Mobileye Global (MBLY proposed), Intel’s self-driving car unit, stepped on the gas early today – filing terms for its highly anticipated IPO – to give the Israeli company a valuation of about $15.13 billion. That’s a hair less than what Intel paid for Mobileye in 2017. Mobileye’s S-1/A filing popped through the SEC’s filing window this morning: 41.0 million shares at $18.00 to $20.00 to raise $779 million. This deal will be one of the largest IPOs of 2022, a year that is shaping up as one of the slowest for IPOs since at least 2009.
The Wall Street Journal reported in an exclusive late Monday (Oct. 17, 2022) that Mobileye was likely to cut its valuation to under $20 billion – less than half the $50 billion market cap estimated last December – and launch its IPO roadshow on Tuesday (Oct. 18, 2022).

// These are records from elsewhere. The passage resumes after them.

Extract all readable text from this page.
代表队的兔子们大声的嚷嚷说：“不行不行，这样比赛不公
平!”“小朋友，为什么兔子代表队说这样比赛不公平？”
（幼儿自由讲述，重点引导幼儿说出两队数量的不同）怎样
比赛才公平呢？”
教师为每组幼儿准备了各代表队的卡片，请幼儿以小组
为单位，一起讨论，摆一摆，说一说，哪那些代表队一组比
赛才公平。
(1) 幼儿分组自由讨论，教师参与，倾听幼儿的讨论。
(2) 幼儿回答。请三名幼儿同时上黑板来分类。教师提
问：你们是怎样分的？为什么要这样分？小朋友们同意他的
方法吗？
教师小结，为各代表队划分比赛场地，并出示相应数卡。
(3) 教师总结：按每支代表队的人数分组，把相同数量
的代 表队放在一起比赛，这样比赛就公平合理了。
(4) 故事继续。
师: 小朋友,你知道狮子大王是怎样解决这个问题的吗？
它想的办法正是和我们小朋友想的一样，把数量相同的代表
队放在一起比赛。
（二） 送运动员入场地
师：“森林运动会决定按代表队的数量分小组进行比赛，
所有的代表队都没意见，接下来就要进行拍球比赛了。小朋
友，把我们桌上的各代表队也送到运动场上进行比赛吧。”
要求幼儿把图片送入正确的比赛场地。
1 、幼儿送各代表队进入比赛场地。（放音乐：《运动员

Mobileye’s IPO is scheduled for pricing next Tuesday night, Oct. 25, 2022, to trade Wednesday, Oct. 26, on the NASDAQ.
The U.S. stock market’s huge rally on Monday gave Mobileye’s bankers a reason to proceed with the IPO, according to The WSJ.

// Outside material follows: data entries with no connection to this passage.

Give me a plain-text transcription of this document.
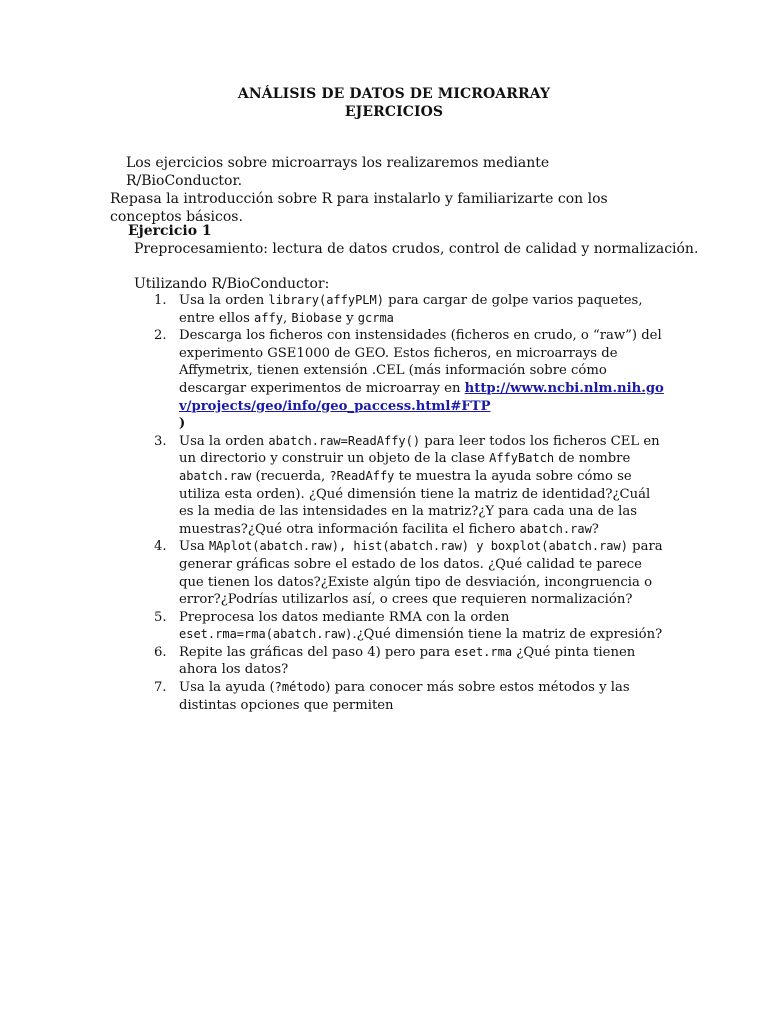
ANÁLISIS DE DATOS DE MICROARRAY
EJERCICIOS
Los ejercicios sobre microarrays los realizaremos mediante R/BioConductor.
Repasa la introducción sobre R para instalarlo y familiarizarte con los conceptos básicos.
Ejercicio 1
Preprocesamiento: lectura de datos crudos, control de calidad y normalización.
Utilizando R/BioConductor:
1. Usa la orden library(affyPLM) para cargar de golpe varios paquetes, entre ellos affy, Biobase y gcrma
2. Descarga los ficheros con instensidades (ficheros en crudo, o “raw”) del experimento GSE1000 de GEO. Estos ficheros, en microarrays de Affymetrix, tienen extensión .CEL (más información sobre cómo descargar experimentos de microarray en http://www.ncbi.nlm.nih.gov/projects/geo/info/geo_paccess.html#FTP
)
3. Usa la orden abatch.raw=ReadAffy() para leer todos los ficheros CEL en un directorio y construir un objeto de la clase AffyBatch de nombre abatch.raw (recuerda, ?ReadAffy te muestra la ayuda sobre cómo se utiliza esta orden). ¿Qué dimensión tiene la matriz de identidad?¿Cuál es la media de las intensidades en la matriz?¿Y para cada una de las muestras?¿Qué otra información facilita el fichero abatch.raw?
4. Usa MAplot(abatch.raw), hist(abatch.raw) y boxplot(abatch.raw) para generar gráficas sobre el estado de los datos. ¿Qué calidad te parece que tienen los datos?¿Existe algún tipo de desviación, incongruencia o error?¿Podrías utilizarlos así, o crees que requieren normalización?
5. Preprocesa los datos mediante RMA con la orden eset.rma=rma(abatch.raw).¿Qué dimensión tiene la matriz de expresión?
6. Repite las gráficas del paso 4) pero para eset.rma ¿Qué pinta tienen ahora los datos?
7. Usa la ayuda (?método) para conocer más sobre estos métodos y las distintas opciones que permiten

Goldman Sachs and Morgan Stanley are leading the pack of 10 joint book-runners, which includes Evercore ISI, Barclays, Citigroup, BofA Securities, RBC Capital Markets, Mizuho, Wolfe | Nomura Alliance and BNP PARIBAS.

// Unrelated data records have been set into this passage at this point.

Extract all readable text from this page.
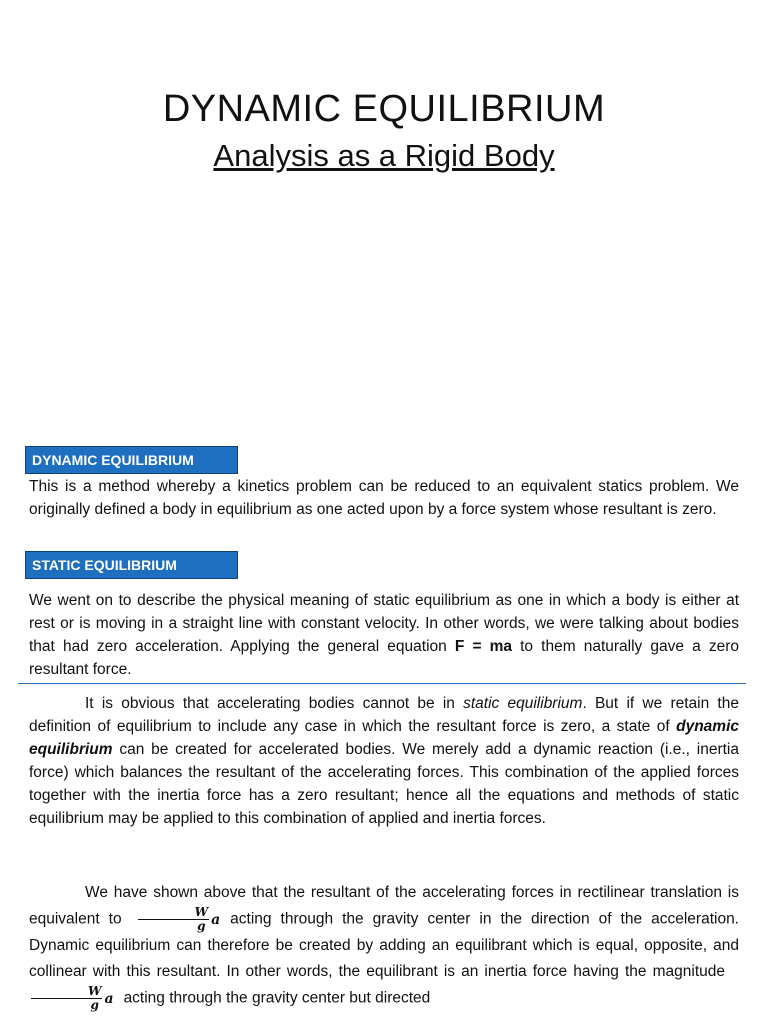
DYNAMIC EQUILIBRIUM
Analysis as a Rigid Body
DYNAMIC EQUILIBRIUM
This is a method whereby a kinetics problem can be reduced to an equivalent statics problem. We originally defined a body in equilibrium as one acted upon by a force system whose resultant is zero.
STATIC EQUILIBRIUM
We went on to describe the physical meaning of static equilibrium as one in which a body is either at rest or is moving in a straight line with constant velocity. In other words, we were talking about bodies that had zero acceleration. Applying the general equation F = ma to them naturally gave a zero resultant force.
It is obvious that accelerating bodies cannot be in static equilibrium. But if we retain the definition of equilibrium to include any case in which the resultant force is zero, a state of dynamic equilibrium can be created for accelerated bodies. We merely add a dynamic reaction (i.e., inertia force) which balances the resultant of the accelerating forces. This combination of the applied forces together with the inertia force has a zero resultant; hence all the equations and methods of static equilibrium may be applied to this combination of applied and inertia forces.
We have shown above that the resultant of the accelerating forces in rectilinear translation is equivalent to $\frac{W}{g}$ a acting through the gravity center in the direction of the acceleration. Dynamic equilibrium can therefore be created by adding an equilibrant which is equal, opposite, and collinear with this resultant. In other words, the equilibrant is an inertia force having the magnitude
$\frac{W}{g}$ a acting through the gravity center but directed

This will be Mobileye’s second spin around the block as a publicly traded company. Mobileye, an Israeli company founded in 1999, went public in 2014 and traded under the symbol “MBLY” on the New York Stock Exchange. Intel bought Mobileye in 2017 for $15.3 billion. Mobileye recently reclaimed “MBLY” as its proposed stock symbol – but this time, it plans to trade on the NASDAQ.